Question

If $a>2b>0$ then the positive value of m for which $y=mx-b\sqrt{1+m^2}$ is a common tangent to $x^2+y^2=b^2$and${(x-a)}^2+y^2=b^2$ is

• A. $\frac{2b}{\sqrt{a^2-4b^2}}$
• B. $\frac{\sqrt{a^2-4b^2}}{2b}$
• C. $\frac{2b}{a-2b}$
• D. $\frac{b}{a-2b}$

Answer 1

The correct option is A

$\frac{2b}{\sqrt{a^2-4b^2}}$

Explanation for the correct option:

Find the value of $m$:-

$y=mx-b\sqrt{1+m^2}$ touches both the circles.
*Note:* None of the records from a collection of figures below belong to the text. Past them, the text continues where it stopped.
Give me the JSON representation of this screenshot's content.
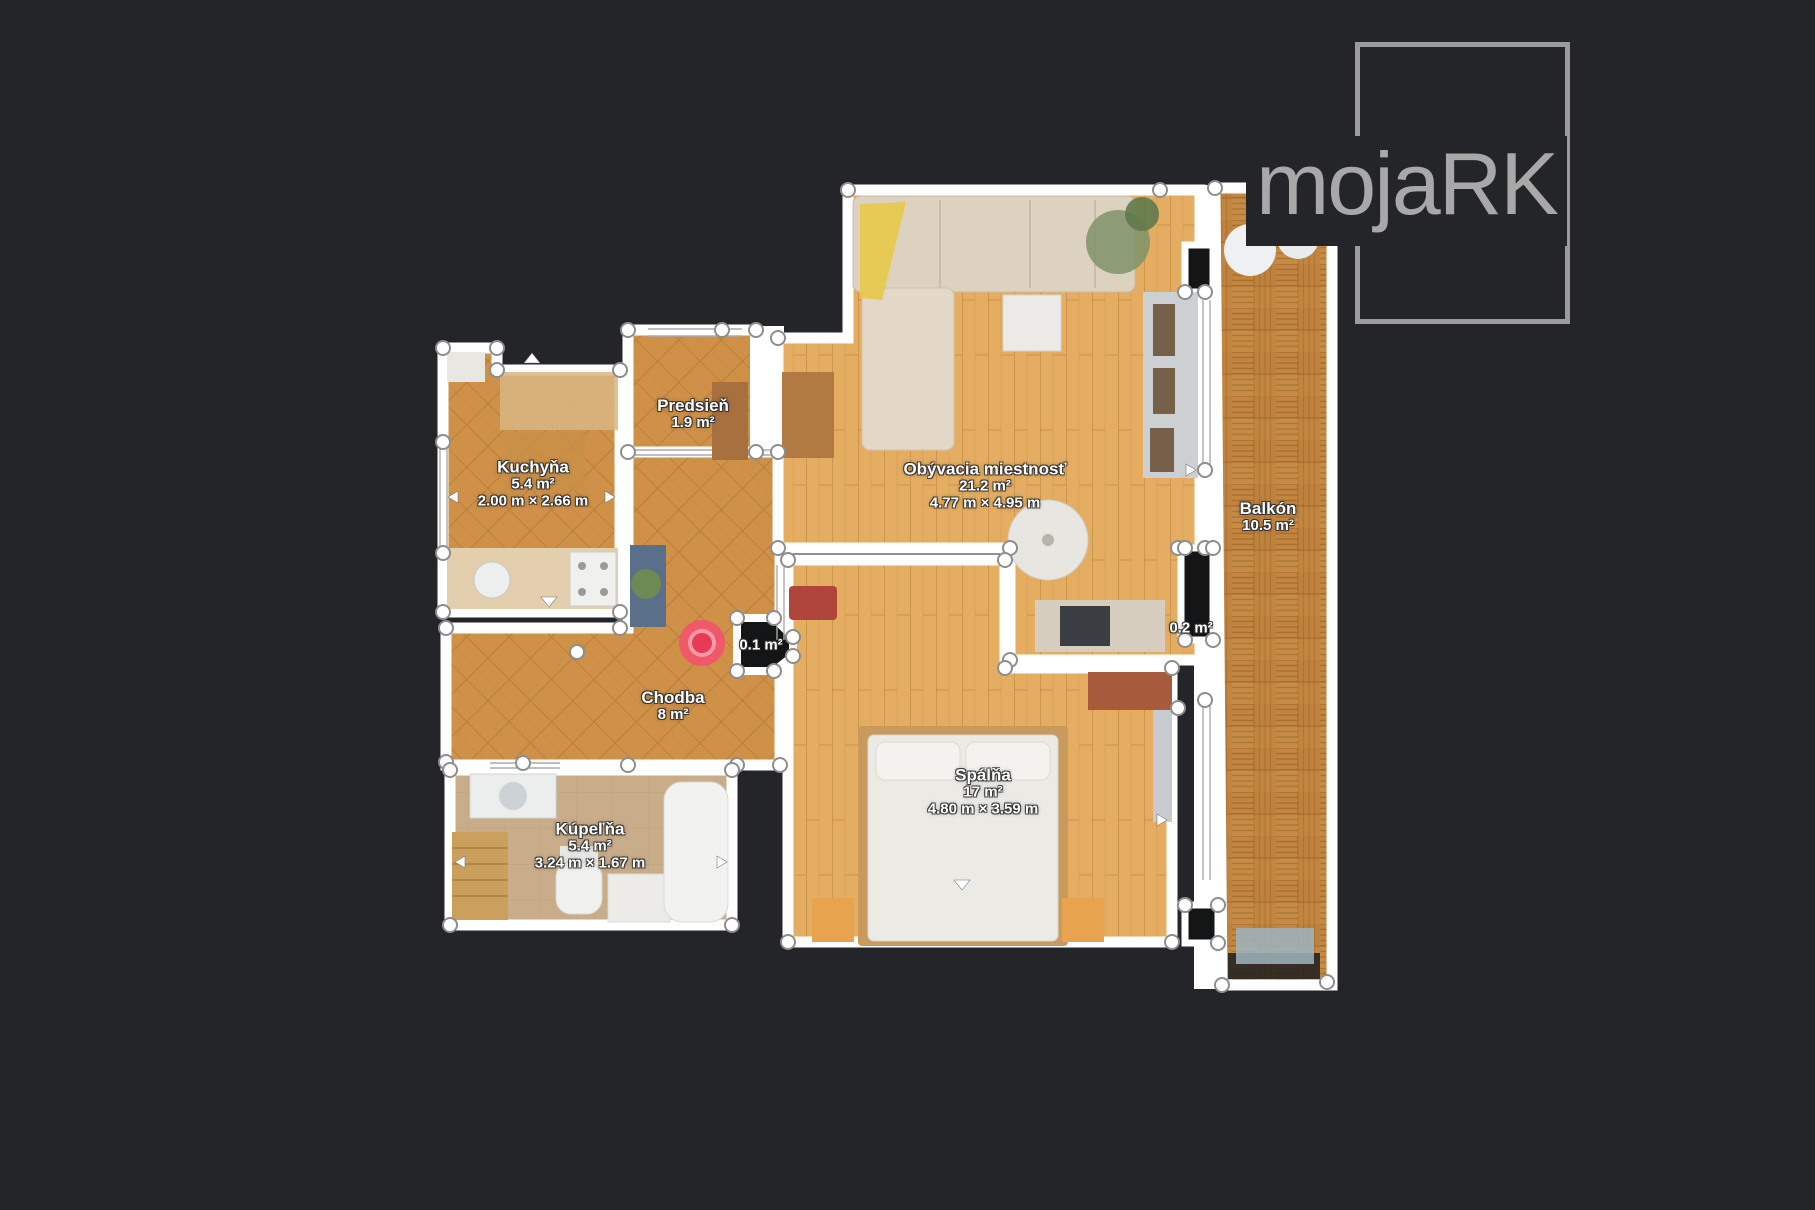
{
  "page": {
    "background_color": "#242529",
    "type": "apartment-floor-plan"
  },
  "logo": {
    "text": "mojaRK",
    "text_color": "#a8a8a9",
    "frame_color": "#9b9b9c"
  },
  "marker": {
    "description": "scan-position-target",
    "outer_color": "#f0566b",
    "mid_color": "#f59aa7",
    "inner_color": "#e83a55"
  },
  "palette": {
    "wall": "#ffffff",
    "tile_floor": "#cf9148",
    "plank_floor": "#e5ad61",
    "parquet_floor": "#c28640",
    "bath_floor": "#c9ad8a",
    "void": "#141517"
  },
  "rooms": [
    {
      "id": "kuchyna",
      "name": "Kuchyňa",
      "area": "5.4 m²",
      "dims": "2.00 m × 2.66 m"
    },
    {
      "id": "predsien",
      "name": "Predsieň",
      "area": "1.9 m²",
      "dims": ""
    },
    {
      "id": "obyvacia",
      "name": "Obývacia miestnosť",
      "area": "21.2 m²",
      "dims": "4.77 m × 4.95 m"
    },
    {
      "id": "balkon",
      "name": "Balkón",
      "area": "10.5 m²",
      "dims": ""
    },
    {
      "id": "chodba",
      "name": "Chodba",
      "area": "8 m²",
      "dims": ""
    },
    {
      "id": "spalna",
      "name": "Spálňa",
      "area": "17 m²",
      "dims": "4.80 m × 3.59 m"
    },
    {
      "id": "kupelna",
      "name": "Kúpeľňa",
      "area": "5.4 m²",
      "dims": "3.24 m × 1.67 m"
    },
    {
      "id": "shaft-small",
      "name": "",
      "area": "0.1 m²",
      "dims": ""
    },
    {
      "id": "shaft-big",
      "name": "",
      "area": "0.2 m²",
      "dims": ""
    }
  ]
}
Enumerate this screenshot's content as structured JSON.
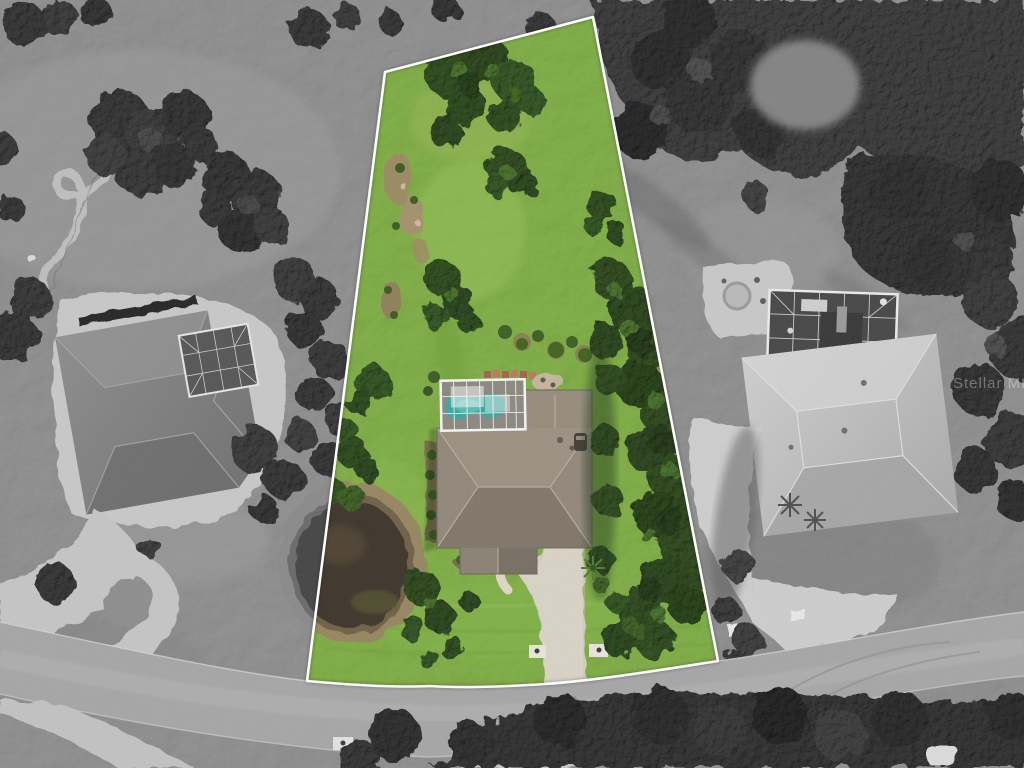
{
  "image": {
    "kind": "aerial-property-photo",
    "watermark": "Stellar MLS"
  },
  "palette": {
    "boundary_white": "#ffffff",
    "parcel_grass": "#7fae45",
    "tree_green_dark": "#2e4a1c",
    "pool_teal": "#3da69e",
    "roof_gray_brown": "#918779",
    "driveway_concrete": "#d9d3c6",
    "road_asphalt": "#a6a6a6",
    "pond_water_brown": "#3e352a",
    "pond_bank_tan": "#96855f",
    "surroundings_gray": "#8f8f8f"
  }
}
Since $y=mx-b\sqrt{1+m^2}$ is a common tangent to $x^2+y^2=b^2$and${(x-a)}^2+y^2=b^2$

So, Distance from center $=$ radius of both the circles

$\frac{|ma-0-b\sqrt{1+m^2}|}{\sqrt{m^2+1}}=b$ and $\frac{|-b\sqrt{1+m^2}|}{\sqrt{m^2+1}}=b$

$$\begin{gathered} \Rightarrow \frac{\left|ma-b\sqrt{1+m^2}\right|}{\sqrt{m^2+1}}=\frac{\left|-b\sqrt{1+m^2}\right|}{\sqrt{m^2+1}} \\ \Rightarrow \left|ma-b\sqrt{1+m^2}\right|=\left|-b\sqrt{1+m^2}\right| \\ \Rightarrow {\left(ma-b\sqrt{1+m^2}\right)}^2={\left(-b\sqrt{1+m^2}\right)}^2 \\ \Rightarrow m^2{a}^2-2abm\sqrt{1+m^2}+b^2\left(1+m^2\right)=b^2\left(1+m^2\right) \\ \Rightarrow ma-2b\sqrt{1+m^2}=0 \\ \Rightarrow m^2{a}^2=4b^2(1+m^2) \\ \Rightarrow m^2\left(a^2-4b^2\right)=4b^2 \\ \Rightarrow m^2=\frac{4b^2}{\left(a^2-4b^2\right)} \\ \Rightarrow m=\frac{2b}{\sqrt{a^2-4b^2}} \end{gathered}$$

Hence, the correct option is A.